Computing Reviews

How programmers debug, revisited:an information foraging theory perspective
Lawrance J., Bogart C., Burnett M., Bellamy R., Rector K., Fleming S. IEEE Transactions on Software Engineering39(2):197-215,2013.Type:Article
Date Reviewed: 09/10/13

Computer programmers have a wide variety of protocols to guide the creation of software, including top-down design, decomposition, procedural programming, and object-oriented programming. Debugging has traditionally been resistant to attempts to normalize it because popular theories of debugging have not matched the actual practice of debugging, which is more intuitive than cognitive.

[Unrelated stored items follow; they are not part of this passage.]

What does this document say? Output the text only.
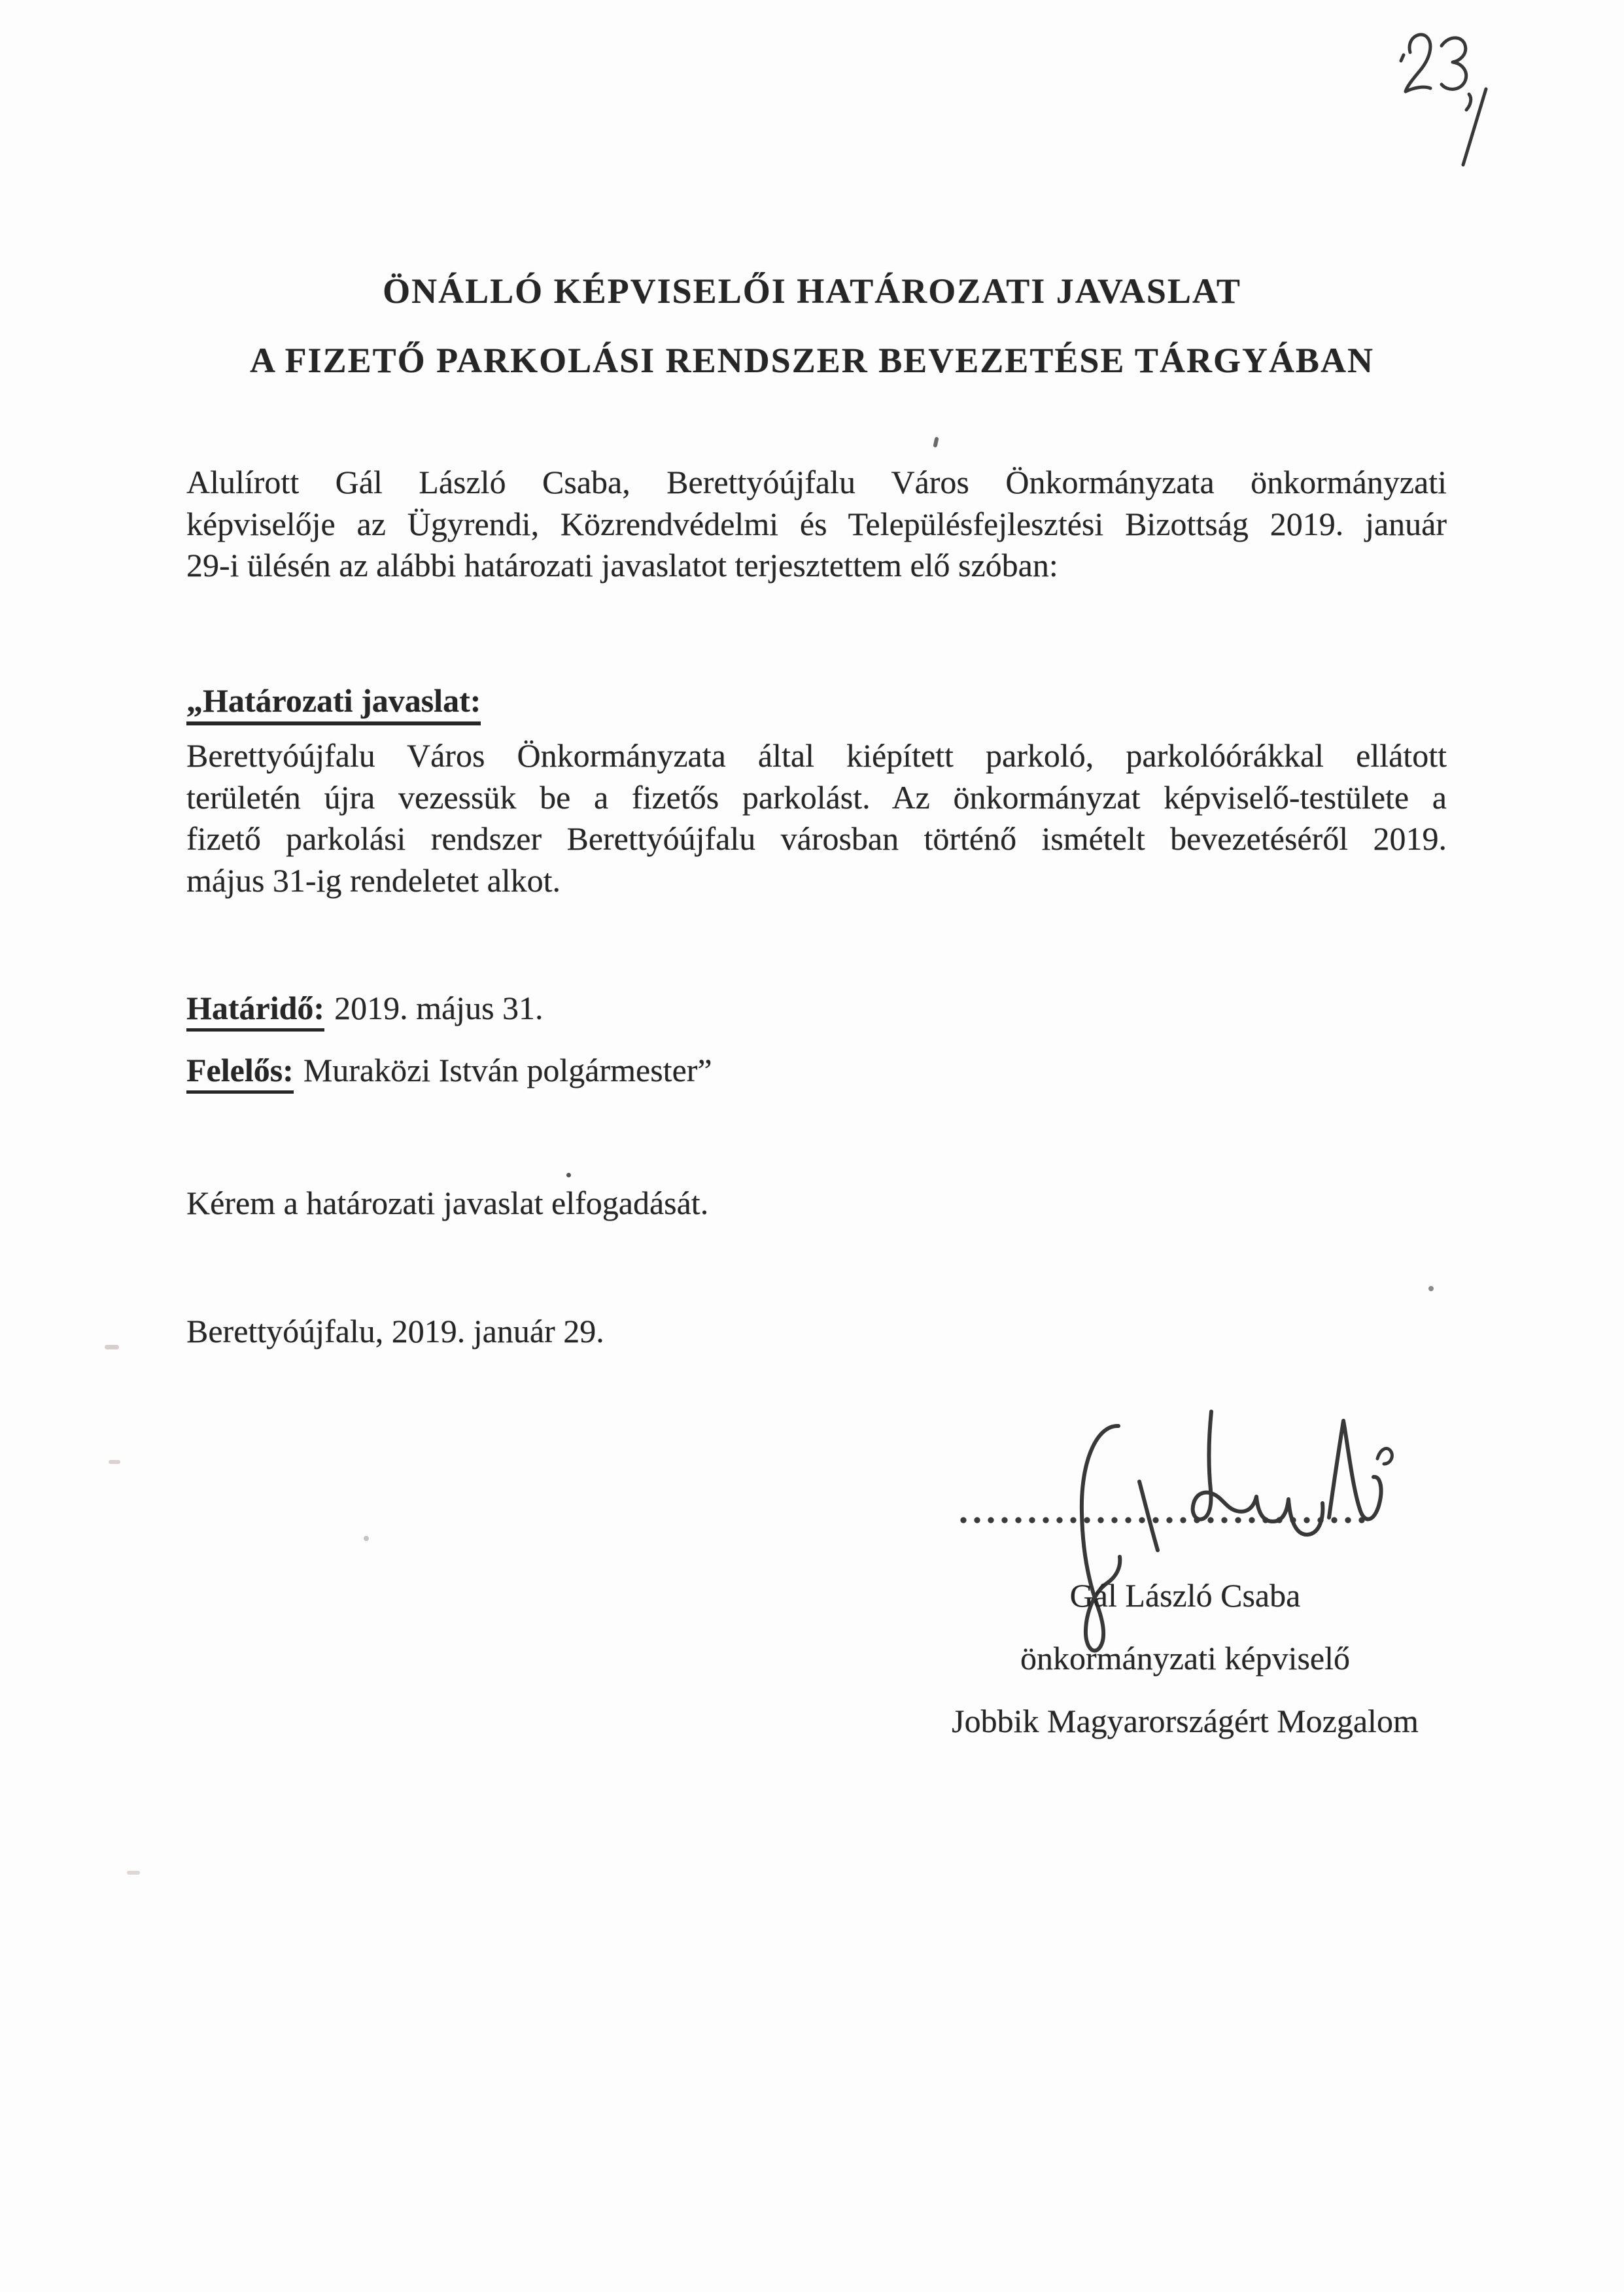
ÖNÁLLÓ KÉPVISELŐI HATÁROZATI JAVASLAT
A FIZETŐ PARKOLÁSI RENDSZER BEVEZETÉSE TÁRGYÁBAN
Alulírott Gál László Csaba, Berettyóújfalu Város Önkormányzata önkormányzati
képviselője az Ügyrendi, Közrendvédelmi és Településfejlesztési Bizottság 2019. január
29-i ülésén az alábbi határozati javaslatot terjesztettem elő szóban:
„Határozati javaslat:
Berettyóújfalu Város Önkormányzata által kiépített parkoló, parkolóórákkal ellátott
területén újra vezessük be a fizetős parkolást. Az önkormányzat képviselő-testülete a
fizető parkolási rendszer Berettyóújfalu városban történő ismételt bevezetéséről 2019.
május 31-ig rendeletet alkot.
Határidő: 2019. május 31.
Felelős: Muraközi István polgármester”
Kérem a határozati javaslat elfogadását.
Berettyóújfalu, 2019. január 29.
Gál László Csaba
önkormányzati képviselő
Jobbik Magyarországért Mozgalom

The authors of this paper propose a remedy by applying information foraging theory to debugging to enable the development of better navigation tools for programming environments. This application of foraging theory is based on a hunter-prey analogy, where the hunter is the programmer and the prey is the bug. The key feature of the theory is a concept the authors call “information scent” and the intuitive perception of this “scent” that guides the programmer on the path to find the prey.

The usefulness of the paper extends beyond the articulation of the theory, because the authors tested the theory against the debugging practices of experienced programmers working with actual programs. The empirical study confirmed that information scent was more descriptive of actual practice than hypothesis processing; as a result, the authors were able to provide guidance for enhancing software development packages. The information foraging approach was more predictive of programmer behavior than competing approaches.